The USA appeared to be an exception until recently, but really wasn’t. Ours was propped up because of the high number of babies had by immigrants from Mexico and South America. Now that THOSE places have dropped dramatically in TFR, the immigrants that come here from there no longer prop us up.

Nobody here that I can see is proposing a steadily ever increasing populations. Abolishing contraception and abortion demonstrably don’t do that. What that would do is restore a balance innate to the human condition that would bring us back to naturally occurring stable population sustaining fertility rates.

Nobody will listen, of course. People are too shallow to see that the solution to third world population growth is NOT condoms, but development.
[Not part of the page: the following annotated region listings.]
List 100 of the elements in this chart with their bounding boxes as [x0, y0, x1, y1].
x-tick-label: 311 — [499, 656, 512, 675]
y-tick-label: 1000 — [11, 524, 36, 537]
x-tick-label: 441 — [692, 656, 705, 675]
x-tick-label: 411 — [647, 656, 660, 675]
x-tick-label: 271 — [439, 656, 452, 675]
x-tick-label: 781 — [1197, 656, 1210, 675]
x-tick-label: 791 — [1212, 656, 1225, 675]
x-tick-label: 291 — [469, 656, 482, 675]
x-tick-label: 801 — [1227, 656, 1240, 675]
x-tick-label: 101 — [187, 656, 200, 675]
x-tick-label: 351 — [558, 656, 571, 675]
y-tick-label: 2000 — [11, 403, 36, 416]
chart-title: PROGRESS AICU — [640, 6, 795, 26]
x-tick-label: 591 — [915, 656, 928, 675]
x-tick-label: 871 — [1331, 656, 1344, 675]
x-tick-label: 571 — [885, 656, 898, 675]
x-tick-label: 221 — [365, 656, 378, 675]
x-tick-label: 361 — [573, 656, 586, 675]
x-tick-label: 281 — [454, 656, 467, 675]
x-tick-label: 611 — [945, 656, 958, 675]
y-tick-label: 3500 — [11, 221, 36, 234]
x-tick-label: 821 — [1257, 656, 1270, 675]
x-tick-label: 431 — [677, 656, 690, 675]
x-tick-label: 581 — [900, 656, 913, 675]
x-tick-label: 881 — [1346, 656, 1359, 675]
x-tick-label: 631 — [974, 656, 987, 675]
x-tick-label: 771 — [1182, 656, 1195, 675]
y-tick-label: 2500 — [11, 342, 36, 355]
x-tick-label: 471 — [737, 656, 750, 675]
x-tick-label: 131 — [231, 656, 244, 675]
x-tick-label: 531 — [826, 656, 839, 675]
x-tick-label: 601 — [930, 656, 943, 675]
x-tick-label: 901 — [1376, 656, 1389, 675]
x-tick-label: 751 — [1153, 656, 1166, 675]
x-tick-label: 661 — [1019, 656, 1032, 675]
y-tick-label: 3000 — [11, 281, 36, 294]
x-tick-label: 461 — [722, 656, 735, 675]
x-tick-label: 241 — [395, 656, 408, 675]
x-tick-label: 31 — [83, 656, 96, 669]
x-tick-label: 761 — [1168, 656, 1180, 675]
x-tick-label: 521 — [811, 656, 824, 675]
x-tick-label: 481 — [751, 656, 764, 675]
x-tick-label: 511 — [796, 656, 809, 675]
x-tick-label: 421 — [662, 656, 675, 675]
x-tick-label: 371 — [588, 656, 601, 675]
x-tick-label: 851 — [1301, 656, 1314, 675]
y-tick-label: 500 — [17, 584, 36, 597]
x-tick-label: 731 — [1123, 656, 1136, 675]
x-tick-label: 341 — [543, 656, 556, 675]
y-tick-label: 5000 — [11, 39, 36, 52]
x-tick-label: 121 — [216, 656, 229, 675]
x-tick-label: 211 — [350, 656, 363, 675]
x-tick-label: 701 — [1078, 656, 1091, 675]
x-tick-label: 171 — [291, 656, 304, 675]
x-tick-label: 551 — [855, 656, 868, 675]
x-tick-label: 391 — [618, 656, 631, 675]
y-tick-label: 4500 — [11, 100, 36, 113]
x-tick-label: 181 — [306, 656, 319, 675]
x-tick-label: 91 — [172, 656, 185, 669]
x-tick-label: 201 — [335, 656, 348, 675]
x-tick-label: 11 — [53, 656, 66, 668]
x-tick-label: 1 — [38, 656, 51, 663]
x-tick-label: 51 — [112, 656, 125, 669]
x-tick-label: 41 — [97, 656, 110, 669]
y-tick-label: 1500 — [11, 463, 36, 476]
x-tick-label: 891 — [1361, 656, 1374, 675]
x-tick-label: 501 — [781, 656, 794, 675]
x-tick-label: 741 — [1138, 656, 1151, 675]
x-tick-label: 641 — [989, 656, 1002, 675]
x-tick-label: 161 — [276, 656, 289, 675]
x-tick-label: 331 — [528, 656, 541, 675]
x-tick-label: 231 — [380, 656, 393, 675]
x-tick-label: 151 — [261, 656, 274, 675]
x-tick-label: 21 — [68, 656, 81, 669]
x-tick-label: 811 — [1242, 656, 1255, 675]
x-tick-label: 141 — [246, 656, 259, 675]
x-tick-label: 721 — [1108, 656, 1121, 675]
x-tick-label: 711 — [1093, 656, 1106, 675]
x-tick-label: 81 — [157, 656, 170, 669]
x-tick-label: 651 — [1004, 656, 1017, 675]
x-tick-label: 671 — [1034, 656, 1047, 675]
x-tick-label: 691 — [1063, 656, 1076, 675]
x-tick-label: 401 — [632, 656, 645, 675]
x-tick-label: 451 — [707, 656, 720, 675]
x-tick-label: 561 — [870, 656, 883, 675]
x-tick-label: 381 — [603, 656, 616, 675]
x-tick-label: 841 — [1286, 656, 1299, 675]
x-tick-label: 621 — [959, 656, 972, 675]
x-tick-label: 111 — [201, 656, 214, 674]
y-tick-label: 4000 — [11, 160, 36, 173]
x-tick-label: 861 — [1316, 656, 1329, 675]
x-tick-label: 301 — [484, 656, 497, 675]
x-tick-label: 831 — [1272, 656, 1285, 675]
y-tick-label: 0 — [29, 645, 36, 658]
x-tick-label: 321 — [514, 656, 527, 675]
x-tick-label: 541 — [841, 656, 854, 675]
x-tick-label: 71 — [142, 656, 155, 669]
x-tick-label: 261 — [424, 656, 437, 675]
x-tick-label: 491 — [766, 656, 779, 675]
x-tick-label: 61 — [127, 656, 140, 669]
Cheaper to just toss 'em a condom and call it good. Problem solved… until the development happens anyways and NOBODY anymore has enough babies to replace the dying.


#20

Not that this contradicts anything you’re saying here, but there is also the angle that what is good for the society as a whole is not necessarily good for the individual woman who is making a decision to postpone or forgo childbirth in the name of bettering her own condition (i.e. through pursuing advanced degrees, job advancement, etc.) There’s also a shift from Phase 1 to 3 above in quantity over quality, that is, by Phase 3 parents want fewer children who will be able to benefit from more resources, rather than more children who will have fewer resources because they have to share them with siblings.